The WHO and also ICMR-NIN recommend a daily intake of at least 400 grams of fruits and vegetables (excluding potatoes and other starchy tubers) to prevent diet-related chronic diseases and micronutrient deficiencies. Micronutrients are an important part of diets as they prevent anaemia and stunting and diets that lack micronutrients increase risk of inflammation and insulin resistance. Lack of fruits and vegetables in the diet can also affect learning ability and memory. The phytochemicals found in fruits and vegetables are metabolized to polyphenols and phenolic acids, which are anti-inflammatory, antioxidative, anti-ageing and cancer preventive.
Studies in Indian diets have found that there is a relationship between dietary patterns and body size, hypertension, diabetes and cholesterol levels.
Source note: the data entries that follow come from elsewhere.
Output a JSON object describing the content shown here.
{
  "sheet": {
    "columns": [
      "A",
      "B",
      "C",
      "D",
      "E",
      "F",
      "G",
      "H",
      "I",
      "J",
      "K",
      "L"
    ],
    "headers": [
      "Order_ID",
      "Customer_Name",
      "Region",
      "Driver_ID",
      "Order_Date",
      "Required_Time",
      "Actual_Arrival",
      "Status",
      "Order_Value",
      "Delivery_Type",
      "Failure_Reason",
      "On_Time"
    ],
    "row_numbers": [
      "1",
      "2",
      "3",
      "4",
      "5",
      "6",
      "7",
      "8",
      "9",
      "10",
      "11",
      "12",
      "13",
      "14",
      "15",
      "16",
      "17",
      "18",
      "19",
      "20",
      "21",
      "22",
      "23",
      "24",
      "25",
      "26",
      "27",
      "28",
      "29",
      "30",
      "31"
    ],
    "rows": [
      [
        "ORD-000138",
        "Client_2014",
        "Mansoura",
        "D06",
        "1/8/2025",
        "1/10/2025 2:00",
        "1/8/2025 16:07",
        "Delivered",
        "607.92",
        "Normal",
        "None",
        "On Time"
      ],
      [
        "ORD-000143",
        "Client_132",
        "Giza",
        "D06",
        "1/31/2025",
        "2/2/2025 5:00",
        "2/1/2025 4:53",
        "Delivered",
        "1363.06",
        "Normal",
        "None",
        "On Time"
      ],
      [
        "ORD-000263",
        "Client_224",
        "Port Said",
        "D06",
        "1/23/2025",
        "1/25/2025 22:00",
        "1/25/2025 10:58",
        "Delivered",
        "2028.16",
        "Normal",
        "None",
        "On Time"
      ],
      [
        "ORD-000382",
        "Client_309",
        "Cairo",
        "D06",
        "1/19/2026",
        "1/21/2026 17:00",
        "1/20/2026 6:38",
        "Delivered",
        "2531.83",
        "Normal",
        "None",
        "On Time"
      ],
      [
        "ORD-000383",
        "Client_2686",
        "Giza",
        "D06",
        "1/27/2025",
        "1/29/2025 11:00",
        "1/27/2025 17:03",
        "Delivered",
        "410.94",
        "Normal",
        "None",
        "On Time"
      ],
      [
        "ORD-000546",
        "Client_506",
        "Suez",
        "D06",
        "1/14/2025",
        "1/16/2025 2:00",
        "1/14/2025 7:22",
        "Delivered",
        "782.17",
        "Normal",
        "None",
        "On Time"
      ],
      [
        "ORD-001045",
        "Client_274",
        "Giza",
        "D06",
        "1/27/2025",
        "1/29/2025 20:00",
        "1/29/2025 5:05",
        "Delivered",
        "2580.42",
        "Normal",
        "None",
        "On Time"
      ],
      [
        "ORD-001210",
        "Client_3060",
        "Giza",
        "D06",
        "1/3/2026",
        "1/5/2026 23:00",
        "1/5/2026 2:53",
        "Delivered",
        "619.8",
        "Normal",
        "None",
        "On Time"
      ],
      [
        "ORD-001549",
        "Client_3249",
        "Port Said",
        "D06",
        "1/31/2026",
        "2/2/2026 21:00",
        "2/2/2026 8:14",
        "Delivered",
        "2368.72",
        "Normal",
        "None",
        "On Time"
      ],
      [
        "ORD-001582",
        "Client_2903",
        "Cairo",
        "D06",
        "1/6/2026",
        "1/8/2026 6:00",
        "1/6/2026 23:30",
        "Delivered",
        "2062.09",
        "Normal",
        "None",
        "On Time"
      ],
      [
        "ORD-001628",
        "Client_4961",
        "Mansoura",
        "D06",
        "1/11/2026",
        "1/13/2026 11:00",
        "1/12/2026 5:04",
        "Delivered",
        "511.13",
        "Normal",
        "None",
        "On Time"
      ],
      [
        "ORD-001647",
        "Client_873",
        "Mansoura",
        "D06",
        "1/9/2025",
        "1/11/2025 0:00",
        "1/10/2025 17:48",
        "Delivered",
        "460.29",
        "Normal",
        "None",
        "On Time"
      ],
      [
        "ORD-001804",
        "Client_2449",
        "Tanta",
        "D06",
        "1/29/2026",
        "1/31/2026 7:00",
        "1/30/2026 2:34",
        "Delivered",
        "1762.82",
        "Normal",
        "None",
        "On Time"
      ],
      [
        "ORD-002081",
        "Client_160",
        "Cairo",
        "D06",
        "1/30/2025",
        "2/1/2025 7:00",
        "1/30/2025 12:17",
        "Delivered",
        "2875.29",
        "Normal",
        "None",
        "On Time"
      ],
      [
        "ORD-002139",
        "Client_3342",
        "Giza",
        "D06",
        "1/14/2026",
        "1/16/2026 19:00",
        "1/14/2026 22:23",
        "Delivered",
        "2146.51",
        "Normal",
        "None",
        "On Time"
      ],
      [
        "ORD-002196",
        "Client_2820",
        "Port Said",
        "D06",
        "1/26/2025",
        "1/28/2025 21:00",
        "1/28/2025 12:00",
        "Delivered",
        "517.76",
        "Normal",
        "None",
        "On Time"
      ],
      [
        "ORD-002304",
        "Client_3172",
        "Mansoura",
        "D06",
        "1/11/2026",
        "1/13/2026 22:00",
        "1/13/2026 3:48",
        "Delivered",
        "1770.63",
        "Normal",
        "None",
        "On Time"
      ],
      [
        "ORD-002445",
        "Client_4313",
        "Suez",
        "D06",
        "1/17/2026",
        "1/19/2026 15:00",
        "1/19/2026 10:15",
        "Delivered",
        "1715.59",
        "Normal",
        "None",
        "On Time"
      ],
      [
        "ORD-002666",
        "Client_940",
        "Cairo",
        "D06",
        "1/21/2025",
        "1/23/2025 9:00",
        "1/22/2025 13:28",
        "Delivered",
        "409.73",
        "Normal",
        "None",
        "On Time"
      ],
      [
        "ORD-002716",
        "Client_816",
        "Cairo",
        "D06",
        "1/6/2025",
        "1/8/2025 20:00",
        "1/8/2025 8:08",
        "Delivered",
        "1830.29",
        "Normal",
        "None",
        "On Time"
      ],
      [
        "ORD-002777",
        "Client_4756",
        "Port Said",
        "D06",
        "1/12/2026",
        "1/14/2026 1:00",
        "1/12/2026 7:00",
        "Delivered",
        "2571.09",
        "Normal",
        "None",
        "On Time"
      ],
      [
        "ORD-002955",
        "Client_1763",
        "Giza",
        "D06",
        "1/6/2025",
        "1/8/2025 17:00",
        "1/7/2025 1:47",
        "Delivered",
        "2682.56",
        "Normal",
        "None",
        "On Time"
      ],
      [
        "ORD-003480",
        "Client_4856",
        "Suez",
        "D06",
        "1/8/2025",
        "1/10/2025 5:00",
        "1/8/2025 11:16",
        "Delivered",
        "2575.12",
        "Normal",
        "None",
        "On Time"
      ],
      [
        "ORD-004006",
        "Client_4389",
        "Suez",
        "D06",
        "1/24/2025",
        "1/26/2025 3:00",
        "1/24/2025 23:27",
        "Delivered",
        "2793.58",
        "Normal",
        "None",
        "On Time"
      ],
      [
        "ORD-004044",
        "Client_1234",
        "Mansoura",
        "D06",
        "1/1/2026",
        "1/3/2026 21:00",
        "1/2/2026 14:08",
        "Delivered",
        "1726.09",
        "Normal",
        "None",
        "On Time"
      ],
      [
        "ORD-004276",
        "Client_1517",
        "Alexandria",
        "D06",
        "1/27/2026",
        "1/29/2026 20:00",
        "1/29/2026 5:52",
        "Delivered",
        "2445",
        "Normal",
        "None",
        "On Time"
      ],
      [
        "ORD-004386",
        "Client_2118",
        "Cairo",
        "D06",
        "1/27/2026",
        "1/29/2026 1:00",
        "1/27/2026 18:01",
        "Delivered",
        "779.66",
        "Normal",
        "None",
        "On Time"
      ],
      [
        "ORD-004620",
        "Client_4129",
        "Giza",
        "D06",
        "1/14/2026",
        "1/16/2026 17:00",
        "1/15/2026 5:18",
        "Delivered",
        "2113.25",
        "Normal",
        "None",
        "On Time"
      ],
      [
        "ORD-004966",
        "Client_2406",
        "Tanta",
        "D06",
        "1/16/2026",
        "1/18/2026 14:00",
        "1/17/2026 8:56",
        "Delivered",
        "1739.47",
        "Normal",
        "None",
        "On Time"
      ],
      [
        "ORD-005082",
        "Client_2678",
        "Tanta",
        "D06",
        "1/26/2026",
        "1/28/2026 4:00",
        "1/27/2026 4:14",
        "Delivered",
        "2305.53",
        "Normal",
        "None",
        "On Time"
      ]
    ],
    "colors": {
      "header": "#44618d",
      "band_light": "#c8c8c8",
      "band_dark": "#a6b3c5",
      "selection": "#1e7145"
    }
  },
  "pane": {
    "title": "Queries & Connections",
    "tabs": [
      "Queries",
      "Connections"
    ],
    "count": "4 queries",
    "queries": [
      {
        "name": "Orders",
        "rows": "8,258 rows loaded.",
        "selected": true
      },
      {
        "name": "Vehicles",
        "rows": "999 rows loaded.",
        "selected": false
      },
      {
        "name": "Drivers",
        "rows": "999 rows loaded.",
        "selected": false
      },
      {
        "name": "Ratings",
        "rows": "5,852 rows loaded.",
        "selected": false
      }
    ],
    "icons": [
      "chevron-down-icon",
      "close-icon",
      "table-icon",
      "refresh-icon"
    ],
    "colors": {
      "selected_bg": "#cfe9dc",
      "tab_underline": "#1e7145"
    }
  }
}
There is also evidence of health risks where a major portion of the diets consists of snacks and these are usually high-fat, high-salt fried foods that may also be high in trans-fats. A dietary pattern high in sweets and snacks has been associated with greater risk of diabetes compared with a traditional diet high in rice and pulses.On the other hand, a varied diet high in fruits, vegetables, pulses and nuts has been associated with lower cholesterol, indicating that more traditional diets may have a healthier profile.
In India most dietary patterns are vegetarian and there is a variability from region to region.In some places, diets are characterised by consumption of wheat, fruit and sweets and not by vegetables. Dietary patterns from the East and South were also more likely to be defined by meat or fish consumption than those from the North and West which are characterised by rice, fruits vegetables and pulses. As per recommendation of the National Institute of Nutrition (Indian Council of Medical Research), Hyderabad, India, an individual is advised to consume food from at least 9 to 10 food groups per day to achieve diet with adequate micronutrients and quality protein and fat. Dietary diversity ensures adequacy of essential amino acids, fatty acids and micronutrient for optimal physical and mental health. Dietary intakes of children and adults in rural and urban areas show gross inadequacy of all nutrients and poor quality of protein.
“My Healthy Plate for the Day” to prevent hidden hunger and protection from disease (given below in image) has been designed by the ICMR-National Institute of Nutrition, and recommends sourcing of macronutrients and micronutrients from minimum of 8 food groups per day to achieve a balanced diet that would fulfil the required calorie or energy needs of Indians. It can easily be seen that fruits and vegetables make up half of the required sources in a balanced diet.